SIXTH-FORM colleges boost pupils' A-level performance more than any other type of state school, according to new research.
And comprehensives prepare sixth-formers for A-levels just as effectively as selective schools, an analysis of English exam data has found. Pupils with the same GCSE results will get roughly the same A-level results whether they attend a selective or comprehensive sixth form.
However, sixth-form college students make more progress and get higher A-level grades than all other state school pupils with the same GCSEs, according to the study presented at the British Educational Research Association.
Female sixth-form college students enjoy a one-grade advantage - per person rather than per subject - over other state-educated candidates. For young men the gain amounts to around three-quarters of a grade.
Sixth-form colleges were just as good as private schools at boosting the performance of pupils with average or above-GCSE results.
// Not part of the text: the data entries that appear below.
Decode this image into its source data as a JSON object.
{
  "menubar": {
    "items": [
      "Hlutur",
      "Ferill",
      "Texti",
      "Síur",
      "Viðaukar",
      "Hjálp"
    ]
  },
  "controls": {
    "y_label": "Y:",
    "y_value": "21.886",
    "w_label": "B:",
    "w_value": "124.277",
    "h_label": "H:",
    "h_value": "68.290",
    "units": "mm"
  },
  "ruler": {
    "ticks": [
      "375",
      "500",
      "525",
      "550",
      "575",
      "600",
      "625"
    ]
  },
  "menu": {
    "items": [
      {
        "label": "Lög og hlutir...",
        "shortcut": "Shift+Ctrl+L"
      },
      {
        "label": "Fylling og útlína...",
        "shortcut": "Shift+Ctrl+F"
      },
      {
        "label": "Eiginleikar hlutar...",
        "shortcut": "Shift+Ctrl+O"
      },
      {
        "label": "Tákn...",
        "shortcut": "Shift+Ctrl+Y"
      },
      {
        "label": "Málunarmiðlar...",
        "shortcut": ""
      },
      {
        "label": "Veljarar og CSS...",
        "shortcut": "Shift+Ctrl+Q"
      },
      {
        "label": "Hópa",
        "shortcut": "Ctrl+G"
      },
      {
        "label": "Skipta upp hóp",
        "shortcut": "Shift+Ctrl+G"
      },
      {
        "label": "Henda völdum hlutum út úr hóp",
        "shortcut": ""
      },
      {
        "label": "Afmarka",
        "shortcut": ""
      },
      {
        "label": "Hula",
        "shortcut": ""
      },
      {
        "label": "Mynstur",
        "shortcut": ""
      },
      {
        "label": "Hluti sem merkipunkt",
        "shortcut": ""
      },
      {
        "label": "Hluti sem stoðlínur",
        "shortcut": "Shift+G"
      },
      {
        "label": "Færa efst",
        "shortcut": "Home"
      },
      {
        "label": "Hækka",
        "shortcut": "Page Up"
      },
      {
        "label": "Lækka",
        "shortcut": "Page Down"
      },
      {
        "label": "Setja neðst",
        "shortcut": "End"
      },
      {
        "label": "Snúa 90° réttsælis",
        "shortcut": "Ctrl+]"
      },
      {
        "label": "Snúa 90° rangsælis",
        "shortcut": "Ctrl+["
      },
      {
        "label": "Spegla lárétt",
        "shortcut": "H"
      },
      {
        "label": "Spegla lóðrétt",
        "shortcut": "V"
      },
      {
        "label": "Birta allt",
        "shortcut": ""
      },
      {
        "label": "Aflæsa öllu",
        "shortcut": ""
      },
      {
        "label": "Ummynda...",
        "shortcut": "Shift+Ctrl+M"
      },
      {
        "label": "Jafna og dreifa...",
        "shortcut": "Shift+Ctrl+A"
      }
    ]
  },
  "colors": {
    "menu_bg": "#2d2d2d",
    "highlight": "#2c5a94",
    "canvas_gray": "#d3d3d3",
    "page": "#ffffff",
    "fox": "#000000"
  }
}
But pupils with poor GCSE grades make the most progress at private-school sixth forms, the study, by Min Yang and Geoffrey Woodhouse of London University's Institute of Education, concluded. They analysed exam data for nearly 723,000 students from 1994 to 1997.
The "vaue" that an individual school or college adds in the sixth form was found to depend on the average GCSE results its pupils achieved lower down the school. Schools which scored high average GCSE results widened the performance gap between themselves and lower performing but otherwise similar schools.
Students with the best GCSE results in each school made the most progress, the study found.
Ms Min Yang said: "Once these effects were taken into account the differences in student progress between comprehensives and grammars cease to be detectable."
Students in the north of England tended to score less highly at A-level than students in the rest of England with similar GCSEs.
Girls with good GCSE grades (C or above) study fewer subjects than similarly qualified boys in the sixth form. Girls entered fewer AAS levels and got lower overall scores than boys with similar GCSE grades, the study found.
Older students make less progress than their younger classmates with similar GCSEs.
Earlier this year a study, by Professor David Jesson of York University, concluded that grammars produce less improvement than comprehensives in the two years before GCSE.